I realised as a teenager that I was considered highly attractive and grew even more desirable as a young lady. The very idea of dating B or C class material was just beyond me. I always managed to land seriously hot guys, much to the dismay of my peers. That said, it may sound as though I slept around a lot. That would be entirely untrue. More than likely, he wasn't getting any. You see, I didn't put any value on personality or relationship. I could put up with a complete wanker as long as he was attractive enough. I liked being toted about in the company of hot guys. Plain and simple. Connecting, relating, love or intimacy were entirely lost on me.
I was shallow as a puddle on the walkway.
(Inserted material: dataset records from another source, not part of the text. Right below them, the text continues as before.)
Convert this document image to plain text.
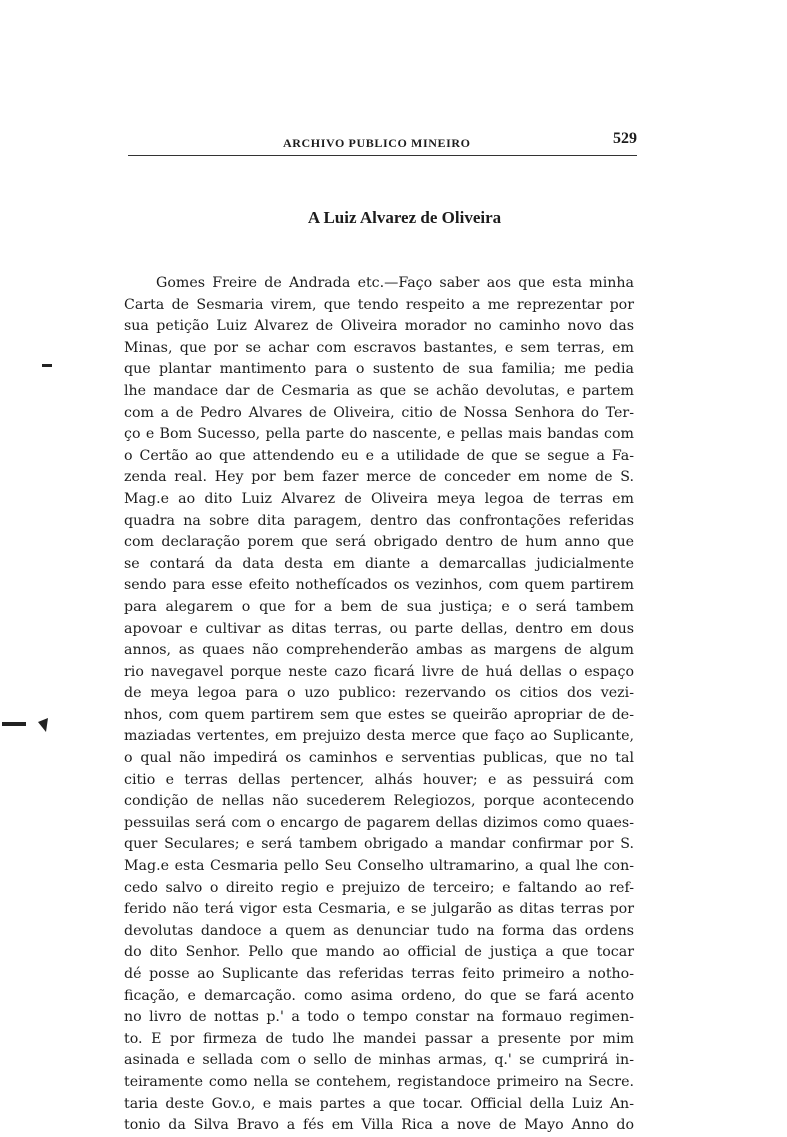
ARCHIVO PUBLICO MINEIRO	529
A Luiz Alvarez de Oliveira
Gomes Freire de Andrada etc.—Faço saber aos que esta minha
Carta de Sesmaria virem, que tendo respeito a me reprezentar por
sua petição Luiz Alvarez de Oliveira morador no caminho novo das
Minas, que por se achar com escravos bastantes, e sem terras, em
que plantar mantimento para o sustento de sua familia; me pedia
lhe mandace dar de Cesmaria as que se achão devolutas, e partem
com a de Pedro Alvares de Oliveira, citio de Nossa Senhora do Ter-
ço e Bom Sucesso, pella parte do nascente, e pellas mais bandas com
o Certão ao que attendendo eu e a utilidade de que se segue a Fa-
zenda real. Hey por bem fazer merce de conceder em nome de S.
Mag.e ao dito Luiz Alvarez de Oliveira meya legoa de terras em
quadra na sobre dita paragem, dentro das confrontações referidas
com declaração porem que será obrigado dentro de hum anno que
se contará da data desta em diante a demarcallas judicialmente
sendo para esse efeito nothefícados os vezinhos, com quem partirem
para alegarem o que for a bem de sua justiça; e o será tambem
apovoar e cultivar as ditas terras, ou parte dellas, dentro em dous
annos, as quaes não comprehenderão ambas as margens de algum
rio navegavel porque neste cazo ficará livre de huá dellas o espaço
de meya legoa para o uzo publico: rezervando os citios dos vezi-
nhos, com quem partirem sem que estes se queirão apropriar de de-
maziadas vertentes, em prejuizo desta merce que faço ao Suplicante,
o qual não impedirá os caminhos e serventias publicas, que no tal
citio e terras dellas pertencer, alhás houver; e as pessuirá com
condição de nellas não sucederem Relegiozos, porque acontecendo
pessuilas será com o encargo de pagarem dellas dizimos como quaes-
quer Seculares; e será tambem obrigado a mandar confirmar por S.
Mag.e esta Cesmaria pello Seu Conselho ultramarino, a qual lhe con-
cedo salvo o direito regio e prejuizo de terceiro; e faltando ao ref-
ferido não terá vigor esta Cesmaria, e se julgarão as ditas terras por
devolutas dandoce a quem as denunciar tudo na forma das ordens
do dito Senhor. Pello que mando ao official de justiça a que tocar
dé posse ao Suplicante das referidas terras feito primeiro a notho-
ficação, e demarcação. como asima ordeno, do que se fará acento
no livro de nottas p.' a todo o tempo constar na formauo regimen-
to. E por firmeza de tudo lhe mandei passar a presente por mim
asinada e sellada com o sello de minhas armas, q.' se cumprirá in-
teiramente como nella se contehem, registandoce primeiro na Secre.
taria deste Gov.o, e mais partes a que tocar. Official della Luiz An-
tonio da Silva Bravo a fés em Villa Rica a nove de Mayo Anno do
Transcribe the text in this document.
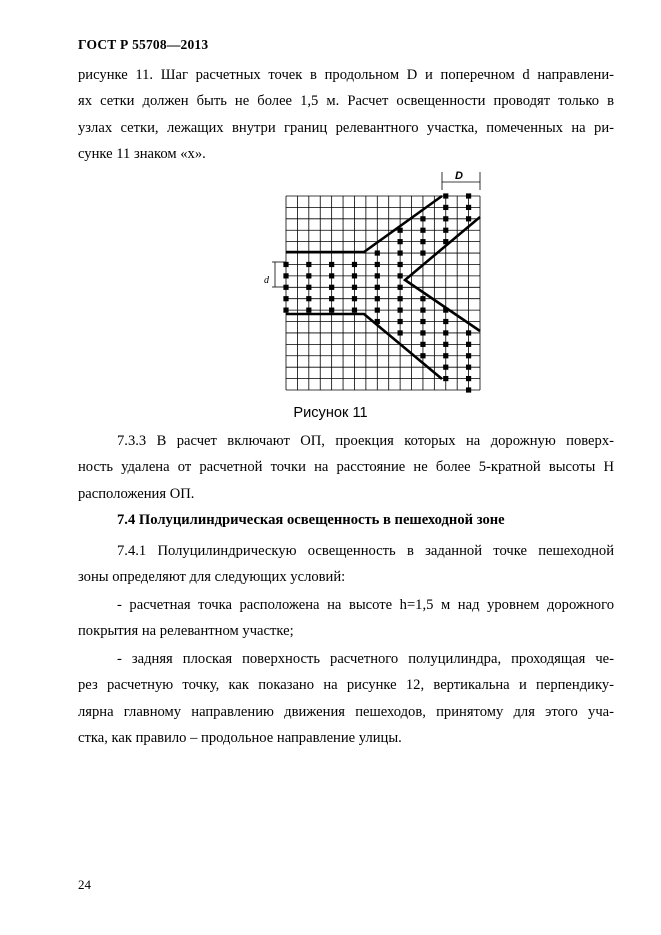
ГОСТ Р 55708—2013
рисунке 11. Шаг расчетных точек в продольном D и поперечном d направлени-
ях сетки должен быть не более 1,5 м. Расчет освещенности проводят только в
узлах сетки, лежащих внутри границ релевантного участка, помеченных на ри-
сунке 11 знаком «x».
D
d
Рисунок 11
7.3.3 В расчет включают ОП, проекция которых на дорожную поверх-
ность удалена от расчетной точки на расстояние не более 5-кратной высоты H
расположения ОП.
7.4 Полуцилиндрическая освещенность в пешеходной зоне
7.4.1 Полуцилиндрическую освещенность в заданной точке пешеходной
зоны определяют для следующих условий:
- расчетная точка расположена на высоте h=1,5 м над уровнем дорожного
покрытия на релевантном участке;
- задняя плоская поверхность расчетного полуцилиндра, проходящая че-
рез расчетную точку, как показано на рисунке 12, вертикальна и перпендику-
лярна главному направлению движения пешеходов, принятому для этого уча-
стка, как правило – продольное направление улицы.
24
As I got older and broadened my social circle. Many of my peers were partnering up and getting into relationships. I felt it was a complete waste of time until I met Piet, a tall Dutch model from Amsterdam. He was a good 12 years ahead of me but was the definition of physical perfection. 2 metres tall, broad shoulders that came down into a nice small waist. Chiseled facial features, deep brown eyes and dark hair. He made me melt into a puddle upon setting eyes on him.
Long story short, he wrestled me into a relationship. It lasted four long years until I could deal no more. I can not tell which wonderful behavioural trait it was that made me want to leave him, Was it his serious case of narcissism? How he struck a pose near every reflective surface everywhere we went? Was it because when he was hugging me he was watching himself in the mirror? Maybe it was his total inability to look after himself. Fact is there were so many reasons for me to bolt and so I did. One important fact I am leaving out is that he wouldn't even touch me for the last eight months of our relationship. The first few months it was annoying and then I became complacent.
I thought back to what my mum had said. I decided, why the hell not? I should try it. So I responded back to this unattractive guy friend that used to make me laugh. I thought, he is at least fun to be around and perhaps fun to shag. I made a trip on over to see him.
We went on a few dates, nothing big. He was constantly on point. I was laughing non stop at his antics. I was at least entertained though I could hardly bare the sight of him. He was so short, balding, narrow and thin. His face a bit weathered and looked older than he was. I could not have been less attracted to him physically. I decided I was horny, it had been awhile after all and a girl has needs. I seduced him into bed, not that it was very difficult to do. After an entirely disappointing session I kicked him out of bed. No way would I wake up to that face in the morning.
He seemed to take it the wrong way. He took that highly revolting shag session to mean there was some sort of relationship on.
He dropped by my flat so many times and each time he would get stranger and stranger. He knew that I was attractive and he was not. This both confused and lowered his confidence at the same time. He would question me why I would stand with him. He, being unattractive and generally common and me being hot. How we didn't mix well and what was I onto. I told him clearly I was trying something new. I had been lead to believe that the unattractive would have a better more rich personality than the attractive. Compensation or what not. However I had realised I was mislead entirely.
The unattractive have just as many personality issues as the attractive. Sometimes even more so, in his case. I figured he certainly wasn't good looking enough for me to put up with this nonsense so he had to go.
Mum, you were wrong? Sorry to say it but I have to enjoy the physical aesthetics, the personality can go on the back burner for now.
Now, maybe sometime I will find a hot and gorgeous man who is unaware that he is as such.